Like all arts organisations, TIFF went through closures and layoffs. Government emergency wage subsidies have offered succour, while the support of sponsors has been crucial. Every sponsor has remained despite an inevitable “gap in value”, as Vicente puts it, while four or five new sponsors including Mazda signed on. The executive recalls “long conversations” with partners who saw the value in areas such as heightened activity with Crave, the streaming platform owned by Bell Media through which TIFF has shown films and other events.

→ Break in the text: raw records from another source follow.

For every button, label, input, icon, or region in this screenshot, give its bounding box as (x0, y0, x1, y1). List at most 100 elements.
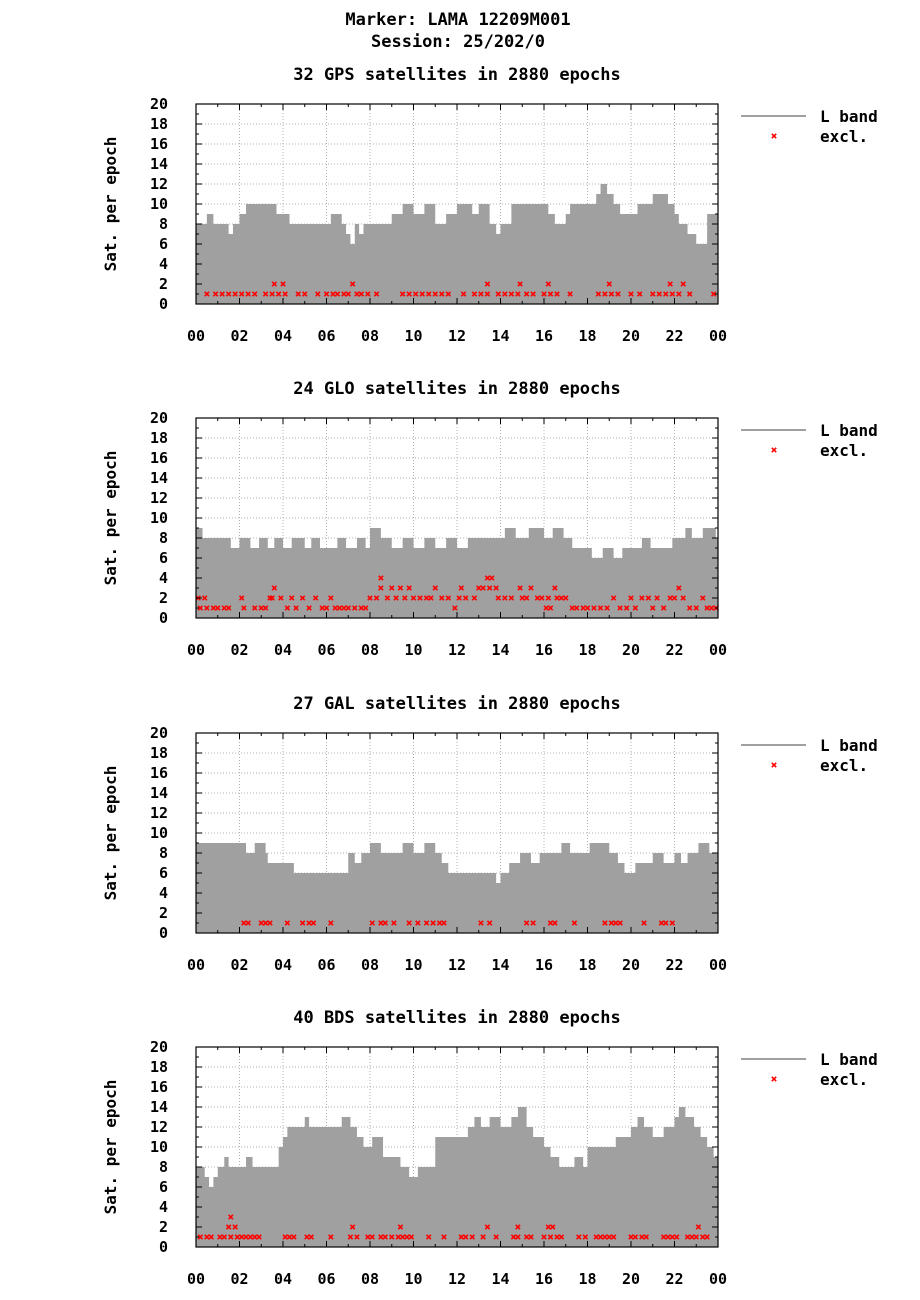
x-tick-label: 10 (404, 1270, 422, 1288)
excl-point (412, 291, 419, 297)
excl-point (388, 1234, 395, 1240)
excl-point (554, 1234, 560, 1240)
excl-point (286, 1234, 293, 1240)
excl-point (243, 1234, 249, 1240)
excl-point (319, 605, 325, 611)
excl-point (432, 291, 439, 297)
excl-point (493, 1234, 499, 1240)
excl-point (510, 1234, 517, 1240)
excl-point (484, 575, 491, 581)
excl-point (656, 291, 663, 297)
excl-point (439, 595, 445, 601)
excl-point (541, 291, 547, 297)
excl-point (306, 605, 312, 611)
chart-title: 27 GAL satellites in 2880 epochs (293, 694, 621, 714)
excl-point (201, 595, 208, 601)
excl-point (606, 281, 613, 287)
excl-point (530, 291, 536, 297)
excl-point (397, 585, 404, 591)
excl-point (284, 605, 291, 611)
excl-point (554, 595, 560, 601)
x-tick-label: 22 (665, 1270, 683, 1288)
excl-point (269, 595, 275, 601)
legend-label-excl: excl. (820, 1070, 868, 1089)
excl-point (645, 595, 652, 601)
excl-point (328, 1234, 334, 1240)
chart-panel-3: 27 GAL satellites in 2880 epochs Sat. per… (101, 694, 878, 974)
series-l-band-area (196, 843, 718, 933)
excl-point (271, 585, 278, 591)
excl-point (515, 1234, 521, 1240)
excl-point (571, 920, 578, 926)
excl-point (445, 595, 452, 601)
excl-point (478, 920, 484, 926)
excl-point (673, 1234, 680, 1240)
excl-point (258, 920, 265, 926)
x-tick-label: 00 (187, 327, 205, 345)
excl-point (552, 585, 558, 591)
y-tick-label: 14 (150, 155, 168, 173)
series-l-band-area (196, 184, 718, 304)
excl-point (547, 291, 554, 297)
excl-point (547, 920, 554, 926)
excl-point (660, 605, 667, 611)
excl-point (493, 585, 499, 591)
excl-point (628, 1234, 634, 1240)
excl-point (676, 291, 682, 297)
excl-point (495, 595, 502, 601)
legend-label-l-band: L band (820, 1050, 878, 1069)
excl-point (378, 920, 384, 926)
excl-point (378, 1234, 384, 1240)
y-tick-label: 16 (150, 764, 168, 782)
excl-point (315, 291, 321, 297)
excl-point (301, 291, 308, 297)
excl-point (197, 605, 204, 611)
excl-point (591, 605, 597, 611)
excl-point (667, 281, 673, 287)
excl-point (632, 1234, 639, 1240)
excl-point (549, 1224, 556, 1230)
excl-point (232, 291, 238, 297)
y-tick-label: 20 (150, 95, 168, 113)
excl-point (345, 605, 352, 611)
excl-point (341, 291, 347, 297)
excl-point (545, 281, 552, 287)
x-tick-label: 00 (187, 956, 205, 974)
x-tick-label: 10 (404, 641, 422, 659)
excl-point (545, 1224, 552, 1230)
excl-point (671, 595, 678, 601)
excl-point (700, 1234, 706, 1240)
excl-point (393, 595, 399, 601)
excl-point (358, 291, 365, 297)
excl-point (399, 1234, 406, 1240)
excl-point (258, 605, 265, 611)
excl-point (384, 595, 391, 601)
excl-point (567, 291, 573, 297)
excl-point (430, 920, 436, 926)
chart-panel-2: 24 GLO satellites in 2880 epochs Sat. per… (101, 379, 878, 659)
excl-point (610, 595, 617, 601)
legend-swatch-excl (771, 1076, 777, 1082)
excl-point (204, 291, 210, 297)
excl-point (484, 1224, 491, 1230)
y-axis-label: Sat. per epoch (101, 451, 120, 586)
excl-point (282, 1234, 288, 1240)
excl-point (573, 605, 580, 611)
y-axis-label: Sat. per epoch (101, 1080, 120, 1215)
legend-label-excl: excl. (820, 756, 868, 775)
excl-point (238, 291, 245, 297)
y-tick-label: 10 (150, 824, 168, 842)
excl-point (617, 605, 623, 611)
y-tick-label: 16 (150, 135, 168, 153)
excl-point (608, 291, 615, 297)
excl-point (528, 585, 534, 591)
excl-point (232, 1224, 238, 1230)
excl-point (534, 595, 541, 601)
x-tick-label: 14 (491, 1270, 509, 1288)
excl-point (241, 920, 247, 926)
excl-point (602, 1234, 608, 1240)
excl-point (423, 595, 430, 601)
excl-point (610, 1234, 617, 1240)
chart-title: 32 GPS satellites in 2880 epochs (293, 65, 621, 85)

Bailey insists the disruption of the past 18 months has not changed the festival’s mission. “We are just trying to find great films and get them out to audiences,” he says. Masks at screenings will be mandatory and visitors from beyond borders will arrive with a negative PCR test result. Talent will test every 48 hours due to frequent contact with other festival attendees, as will media on the red carpet, and the festival will abide by whatever further requirements health authorities may impose.

Festival spirit

Last year the fall festivals worked together to promote films such as Nomadland, the eventual TIFF People’s Choice Award winner that went on to win the Oscar for best film. As the industry celebrates the high quality of selections at Telluride Film Festival (which returned after cancelling last year and has just wrapped) and the ongoing Venice Film Festival, is the spirit of competition back? “In a way we are back on the football pitch,” laughs Bailey. “The spirit of collaboration hasn’t gone away, but each of us is very focused on making sure we’re here on the other side of Covid.”

It is never easy for a programmer to pick highlights, although Bailey points out Searchlight Pictures’ The Eyes Of Tammy Faye starring Jessica Chastain as the titular televangelist. “She’s really on fire in that one,” he says. He also recommends the eight-strong Platform selection of world premieres and flags returning masters Hany Abu-Assad (Huda’s Salon) and Laurent Cantet (Arthur Rambo).

A busy industry platform will feature pre-recorded talks with former Searchlight Pictures co-heads Nancy Utley and Steve Gilula and panels covering subjects like digital access, toxic behaviour on set, and African cinema. TIFF brass remain hopeful market activity will prosper despite many US sellers saying they will wait until the American Film Market in November, which it was recently announced will run entirely online. Vicente notes last year’s torrent of deals through virtual engagement. “Who knew? We ended up having a record year in film sales of around $100m,” she says.

The festival programme comprises around 100 features, double that of last year and roughly half of a typical, pre-pandemic year. Is a slimmed-down festival an indication of things to come? “I always say we try to do one festival at a time,” says Bailey. “It’s a different landscape every year.”